Strive for consistency
Keep it simple, …
Avoid code duplication
Use proper abstraction layers
Check function arguments and “impossible” situations
Avoid resource leaks
Protect shared structures (but not local state)

Strive for consistency

Is your source code formatted the same in all your source files?

There are special targets in your Makefiles to check that your code is well formatted. Use them before committing or setup your editor to reformat the code for you. (It is fine, everyone sometimes forgets some spaces etc.)

Please, do not change the style configuration you were provided with.

Do you use the same naming conventions for all of your identifiers (variables, functions, types)?

Are type names terminated with _t?
Are initialization functions named as _init?

The code should not be a Christmas present full of surprises. Make it easy for any readers to digest the code without being distracted by irrelevancies. And the confused reader will be probably you anyway (in a few weeks).

Do not comment things that can be expressed in code. Use your IDEs and text editors to rename all instances of an identifier if you come up with a better name. Such renames are usually just a few keystrokes away and they will save a lot of time in the long run.

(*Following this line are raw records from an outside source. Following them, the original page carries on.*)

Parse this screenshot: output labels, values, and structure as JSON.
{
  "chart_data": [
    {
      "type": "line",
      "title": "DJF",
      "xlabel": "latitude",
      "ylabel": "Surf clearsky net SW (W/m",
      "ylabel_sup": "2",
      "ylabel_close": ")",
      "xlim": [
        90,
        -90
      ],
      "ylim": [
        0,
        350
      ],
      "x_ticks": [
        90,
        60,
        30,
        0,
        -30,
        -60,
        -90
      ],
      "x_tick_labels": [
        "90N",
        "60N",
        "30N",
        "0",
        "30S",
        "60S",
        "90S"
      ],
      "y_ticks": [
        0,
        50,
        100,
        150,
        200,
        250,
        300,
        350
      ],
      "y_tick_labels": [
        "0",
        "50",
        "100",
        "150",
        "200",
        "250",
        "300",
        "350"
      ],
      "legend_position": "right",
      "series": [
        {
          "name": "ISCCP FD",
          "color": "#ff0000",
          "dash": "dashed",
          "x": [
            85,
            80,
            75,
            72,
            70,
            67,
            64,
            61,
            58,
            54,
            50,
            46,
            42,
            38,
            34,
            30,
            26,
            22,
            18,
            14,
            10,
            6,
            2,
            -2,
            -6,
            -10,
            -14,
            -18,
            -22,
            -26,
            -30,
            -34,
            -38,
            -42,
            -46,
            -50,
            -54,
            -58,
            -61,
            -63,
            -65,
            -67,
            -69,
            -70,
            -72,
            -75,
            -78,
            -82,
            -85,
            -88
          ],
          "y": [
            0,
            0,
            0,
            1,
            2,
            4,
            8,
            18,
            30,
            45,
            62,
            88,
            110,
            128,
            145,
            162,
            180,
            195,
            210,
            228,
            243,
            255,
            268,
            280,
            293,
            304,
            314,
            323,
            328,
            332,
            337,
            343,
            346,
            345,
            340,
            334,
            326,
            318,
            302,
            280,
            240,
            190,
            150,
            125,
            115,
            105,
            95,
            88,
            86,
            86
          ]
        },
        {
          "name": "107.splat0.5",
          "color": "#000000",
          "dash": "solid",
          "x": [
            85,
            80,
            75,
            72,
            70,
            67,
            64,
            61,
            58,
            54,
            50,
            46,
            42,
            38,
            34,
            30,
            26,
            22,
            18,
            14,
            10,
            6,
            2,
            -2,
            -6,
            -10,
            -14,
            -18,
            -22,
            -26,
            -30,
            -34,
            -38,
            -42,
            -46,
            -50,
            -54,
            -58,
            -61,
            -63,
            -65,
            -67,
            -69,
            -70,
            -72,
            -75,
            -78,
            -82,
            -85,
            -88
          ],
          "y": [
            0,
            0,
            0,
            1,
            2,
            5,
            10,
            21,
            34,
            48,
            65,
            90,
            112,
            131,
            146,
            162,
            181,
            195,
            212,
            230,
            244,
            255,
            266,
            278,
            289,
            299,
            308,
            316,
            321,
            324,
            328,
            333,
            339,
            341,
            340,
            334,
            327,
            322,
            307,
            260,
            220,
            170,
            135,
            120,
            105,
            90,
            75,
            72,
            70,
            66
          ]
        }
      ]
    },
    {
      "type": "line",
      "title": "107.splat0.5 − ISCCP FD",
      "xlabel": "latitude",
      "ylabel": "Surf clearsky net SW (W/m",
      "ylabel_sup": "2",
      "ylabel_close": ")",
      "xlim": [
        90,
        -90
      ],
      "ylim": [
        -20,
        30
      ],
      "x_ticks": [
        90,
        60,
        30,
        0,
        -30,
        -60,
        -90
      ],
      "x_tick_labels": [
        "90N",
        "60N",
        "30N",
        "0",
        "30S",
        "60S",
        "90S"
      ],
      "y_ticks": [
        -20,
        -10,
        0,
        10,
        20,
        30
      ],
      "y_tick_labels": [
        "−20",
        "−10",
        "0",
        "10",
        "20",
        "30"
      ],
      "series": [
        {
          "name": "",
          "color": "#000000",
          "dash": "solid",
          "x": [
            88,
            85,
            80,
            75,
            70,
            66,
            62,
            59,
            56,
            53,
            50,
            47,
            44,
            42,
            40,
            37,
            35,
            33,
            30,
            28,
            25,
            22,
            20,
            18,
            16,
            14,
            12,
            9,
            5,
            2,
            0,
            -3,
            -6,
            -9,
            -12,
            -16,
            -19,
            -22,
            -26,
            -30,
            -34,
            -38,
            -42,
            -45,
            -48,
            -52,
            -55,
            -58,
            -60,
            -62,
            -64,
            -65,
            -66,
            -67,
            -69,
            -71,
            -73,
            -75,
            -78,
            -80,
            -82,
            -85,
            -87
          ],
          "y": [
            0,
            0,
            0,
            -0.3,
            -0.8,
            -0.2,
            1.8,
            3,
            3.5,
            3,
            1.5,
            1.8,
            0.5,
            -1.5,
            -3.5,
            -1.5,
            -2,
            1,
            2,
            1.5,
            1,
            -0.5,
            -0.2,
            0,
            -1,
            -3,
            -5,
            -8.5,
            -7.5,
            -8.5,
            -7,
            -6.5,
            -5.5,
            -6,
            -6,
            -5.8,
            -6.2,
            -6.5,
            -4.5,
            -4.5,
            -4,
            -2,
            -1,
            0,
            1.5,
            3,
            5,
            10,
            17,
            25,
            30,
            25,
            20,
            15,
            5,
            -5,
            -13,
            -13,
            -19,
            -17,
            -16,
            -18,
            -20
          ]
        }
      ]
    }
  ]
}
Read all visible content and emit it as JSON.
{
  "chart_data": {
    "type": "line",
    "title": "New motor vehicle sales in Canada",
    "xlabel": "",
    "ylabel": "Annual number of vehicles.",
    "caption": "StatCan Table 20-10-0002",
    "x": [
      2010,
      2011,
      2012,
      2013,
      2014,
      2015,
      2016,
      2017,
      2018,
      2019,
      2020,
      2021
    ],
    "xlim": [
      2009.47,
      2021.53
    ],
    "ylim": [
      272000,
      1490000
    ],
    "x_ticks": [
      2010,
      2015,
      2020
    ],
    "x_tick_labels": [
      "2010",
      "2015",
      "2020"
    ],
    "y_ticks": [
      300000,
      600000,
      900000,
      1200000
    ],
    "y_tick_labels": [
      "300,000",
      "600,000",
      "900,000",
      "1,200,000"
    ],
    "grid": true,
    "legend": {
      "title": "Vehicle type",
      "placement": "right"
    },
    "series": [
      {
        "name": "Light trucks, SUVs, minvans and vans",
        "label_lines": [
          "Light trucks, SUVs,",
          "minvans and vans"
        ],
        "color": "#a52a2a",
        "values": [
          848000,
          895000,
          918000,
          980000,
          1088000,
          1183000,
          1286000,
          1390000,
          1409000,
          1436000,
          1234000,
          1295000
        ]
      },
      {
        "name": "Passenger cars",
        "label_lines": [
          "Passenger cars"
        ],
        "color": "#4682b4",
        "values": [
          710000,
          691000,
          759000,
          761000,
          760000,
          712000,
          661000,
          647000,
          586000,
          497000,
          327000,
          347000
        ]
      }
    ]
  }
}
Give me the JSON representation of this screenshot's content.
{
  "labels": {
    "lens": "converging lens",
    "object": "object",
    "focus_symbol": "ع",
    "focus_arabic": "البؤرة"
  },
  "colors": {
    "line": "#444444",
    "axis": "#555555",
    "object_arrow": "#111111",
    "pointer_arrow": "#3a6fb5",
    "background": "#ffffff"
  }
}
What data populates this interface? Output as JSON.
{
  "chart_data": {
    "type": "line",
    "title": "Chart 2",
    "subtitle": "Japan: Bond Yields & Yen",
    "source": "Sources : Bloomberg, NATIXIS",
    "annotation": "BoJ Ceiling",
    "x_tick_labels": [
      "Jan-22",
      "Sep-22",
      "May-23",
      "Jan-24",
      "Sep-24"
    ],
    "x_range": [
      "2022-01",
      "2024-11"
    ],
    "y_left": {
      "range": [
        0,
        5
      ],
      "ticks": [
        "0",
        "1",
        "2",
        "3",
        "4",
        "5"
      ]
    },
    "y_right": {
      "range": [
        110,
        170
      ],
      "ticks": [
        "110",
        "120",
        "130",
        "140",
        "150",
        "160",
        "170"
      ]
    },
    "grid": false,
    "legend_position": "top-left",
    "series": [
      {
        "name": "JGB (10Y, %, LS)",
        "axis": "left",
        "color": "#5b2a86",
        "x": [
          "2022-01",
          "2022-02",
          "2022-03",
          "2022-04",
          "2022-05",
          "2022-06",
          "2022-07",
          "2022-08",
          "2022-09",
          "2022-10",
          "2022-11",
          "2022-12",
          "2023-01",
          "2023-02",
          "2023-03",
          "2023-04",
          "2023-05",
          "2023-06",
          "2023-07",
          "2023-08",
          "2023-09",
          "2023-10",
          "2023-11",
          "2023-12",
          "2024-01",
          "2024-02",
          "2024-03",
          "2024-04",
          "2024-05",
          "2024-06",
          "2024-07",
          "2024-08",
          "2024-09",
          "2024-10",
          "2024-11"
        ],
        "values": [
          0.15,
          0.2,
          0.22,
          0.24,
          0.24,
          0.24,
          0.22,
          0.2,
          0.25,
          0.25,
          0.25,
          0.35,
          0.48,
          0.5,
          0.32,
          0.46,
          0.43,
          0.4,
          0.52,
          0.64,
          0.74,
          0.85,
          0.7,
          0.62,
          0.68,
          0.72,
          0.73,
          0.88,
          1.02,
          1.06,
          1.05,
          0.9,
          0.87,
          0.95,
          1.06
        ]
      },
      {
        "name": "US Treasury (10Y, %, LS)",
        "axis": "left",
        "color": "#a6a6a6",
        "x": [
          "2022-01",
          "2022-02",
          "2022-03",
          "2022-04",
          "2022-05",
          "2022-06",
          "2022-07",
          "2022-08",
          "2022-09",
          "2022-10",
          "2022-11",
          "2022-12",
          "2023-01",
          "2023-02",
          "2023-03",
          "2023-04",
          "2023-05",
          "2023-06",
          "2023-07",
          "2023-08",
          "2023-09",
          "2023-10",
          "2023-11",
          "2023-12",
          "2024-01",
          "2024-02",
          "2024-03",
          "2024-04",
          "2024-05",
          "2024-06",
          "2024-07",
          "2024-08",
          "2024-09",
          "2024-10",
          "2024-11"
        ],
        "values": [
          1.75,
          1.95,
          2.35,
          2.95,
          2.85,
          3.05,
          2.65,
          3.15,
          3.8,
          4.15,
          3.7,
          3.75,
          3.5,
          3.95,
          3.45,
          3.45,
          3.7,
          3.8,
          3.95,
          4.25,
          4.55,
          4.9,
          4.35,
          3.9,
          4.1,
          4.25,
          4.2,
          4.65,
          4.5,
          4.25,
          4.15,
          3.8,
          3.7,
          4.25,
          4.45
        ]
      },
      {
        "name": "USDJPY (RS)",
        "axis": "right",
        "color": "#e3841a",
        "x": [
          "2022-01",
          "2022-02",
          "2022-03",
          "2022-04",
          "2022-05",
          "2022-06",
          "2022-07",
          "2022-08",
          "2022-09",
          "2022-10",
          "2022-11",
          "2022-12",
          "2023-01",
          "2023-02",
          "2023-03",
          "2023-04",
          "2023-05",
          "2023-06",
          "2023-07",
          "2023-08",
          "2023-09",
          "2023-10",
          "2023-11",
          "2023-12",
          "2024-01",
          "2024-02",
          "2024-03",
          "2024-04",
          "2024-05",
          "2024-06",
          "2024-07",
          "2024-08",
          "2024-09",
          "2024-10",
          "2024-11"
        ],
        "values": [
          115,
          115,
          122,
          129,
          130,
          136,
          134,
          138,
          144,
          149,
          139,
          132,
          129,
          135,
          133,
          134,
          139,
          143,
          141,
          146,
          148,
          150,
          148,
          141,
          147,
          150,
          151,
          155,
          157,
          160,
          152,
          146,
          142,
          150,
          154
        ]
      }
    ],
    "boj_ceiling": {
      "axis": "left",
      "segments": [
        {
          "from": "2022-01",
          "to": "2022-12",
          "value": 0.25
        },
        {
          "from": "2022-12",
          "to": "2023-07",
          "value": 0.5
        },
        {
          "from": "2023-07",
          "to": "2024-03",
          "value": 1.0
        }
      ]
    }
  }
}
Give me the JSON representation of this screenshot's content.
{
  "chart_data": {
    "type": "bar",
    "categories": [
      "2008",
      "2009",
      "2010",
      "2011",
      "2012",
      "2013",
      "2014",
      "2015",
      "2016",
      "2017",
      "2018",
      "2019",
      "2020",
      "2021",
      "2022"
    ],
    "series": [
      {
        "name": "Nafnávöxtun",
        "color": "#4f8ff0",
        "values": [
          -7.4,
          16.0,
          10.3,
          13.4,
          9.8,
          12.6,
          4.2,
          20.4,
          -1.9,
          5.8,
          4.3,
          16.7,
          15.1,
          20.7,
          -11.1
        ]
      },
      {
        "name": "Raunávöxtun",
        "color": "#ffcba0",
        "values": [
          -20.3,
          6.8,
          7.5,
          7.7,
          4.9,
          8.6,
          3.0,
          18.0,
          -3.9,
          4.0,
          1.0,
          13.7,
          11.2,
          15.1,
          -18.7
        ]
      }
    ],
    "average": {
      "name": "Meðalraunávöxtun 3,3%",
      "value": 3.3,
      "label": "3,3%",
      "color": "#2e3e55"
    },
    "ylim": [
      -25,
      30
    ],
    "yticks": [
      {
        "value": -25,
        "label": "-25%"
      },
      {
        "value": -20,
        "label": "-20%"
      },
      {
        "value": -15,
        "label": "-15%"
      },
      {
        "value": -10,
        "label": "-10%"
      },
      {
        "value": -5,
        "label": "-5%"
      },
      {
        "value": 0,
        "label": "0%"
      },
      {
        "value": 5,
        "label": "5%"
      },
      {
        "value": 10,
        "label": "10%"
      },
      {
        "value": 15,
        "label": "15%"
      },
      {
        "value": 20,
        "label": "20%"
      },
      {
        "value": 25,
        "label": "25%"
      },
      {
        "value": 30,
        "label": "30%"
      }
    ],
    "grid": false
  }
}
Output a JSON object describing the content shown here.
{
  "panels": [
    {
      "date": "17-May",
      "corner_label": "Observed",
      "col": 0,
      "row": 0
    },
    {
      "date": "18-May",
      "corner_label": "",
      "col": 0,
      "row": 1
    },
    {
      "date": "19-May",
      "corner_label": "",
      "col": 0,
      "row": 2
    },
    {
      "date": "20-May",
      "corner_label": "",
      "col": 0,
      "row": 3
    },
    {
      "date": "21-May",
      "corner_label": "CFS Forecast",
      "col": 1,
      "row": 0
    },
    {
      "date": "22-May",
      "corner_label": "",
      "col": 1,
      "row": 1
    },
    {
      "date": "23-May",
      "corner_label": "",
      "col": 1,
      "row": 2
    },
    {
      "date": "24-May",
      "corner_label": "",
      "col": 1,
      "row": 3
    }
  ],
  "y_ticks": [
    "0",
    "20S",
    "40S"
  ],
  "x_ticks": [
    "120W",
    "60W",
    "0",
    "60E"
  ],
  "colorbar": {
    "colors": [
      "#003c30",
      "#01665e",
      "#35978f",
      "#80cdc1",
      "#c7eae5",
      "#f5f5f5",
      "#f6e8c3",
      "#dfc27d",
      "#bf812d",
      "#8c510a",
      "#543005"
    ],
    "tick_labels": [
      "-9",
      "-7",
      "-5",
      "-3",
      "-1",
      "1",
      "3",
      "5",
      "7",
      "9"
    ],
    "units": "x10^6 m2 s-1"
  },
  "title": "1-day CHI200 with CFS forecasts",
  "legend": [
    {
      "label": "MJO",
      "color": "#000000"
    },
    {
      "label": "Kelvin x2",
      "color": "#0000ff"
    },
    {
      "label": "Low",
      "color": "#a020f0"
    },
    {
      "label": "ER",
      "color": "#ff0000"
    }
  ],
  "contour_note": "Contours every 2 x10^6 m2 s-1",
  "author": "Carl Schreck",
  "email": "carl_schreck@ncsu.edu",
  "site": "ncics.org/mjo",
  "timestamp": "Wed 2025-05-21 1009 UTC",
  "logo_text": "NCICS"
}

On the other hand, do not overdo things. If identifier is local to a certain context, short name is usually sufficient. That is why i is perfectly fine for a two line loop.

// first available block
static heap_block_t* heap_fst;
// last modified block
static heap_block_t* heap_ptr;

static heap_block_t* first_available_block;
static heap_block_t* last_modified_block;

Keep it simple, …

Are conditions for branching and looping easy to read? Are complex expressions split into multiple expressions, with intermediate results in properly named variables?

Replacing conditions with properly named variables simplifies reading. The reader sees the intent, not the implementation.

Do not force the reader to think simultaneously about the problem and about language rules at the same time: not everyone knows the operator priority by heart. Using operators that have close (or even same) priorities without explicit parenthesis or splitting into multiple variables is discouraged. Note that compiler will optimize the intermediate variables away as it sees fit regardless of the original code in most cases.

putchar(*--current);

current--;
putchar(*current);

Avoid code duplication

Is duplicate code extracted into a single function?

Before you hit Ctrl-C and Ctrl-V, think whether creating a function would not create more maintainable code.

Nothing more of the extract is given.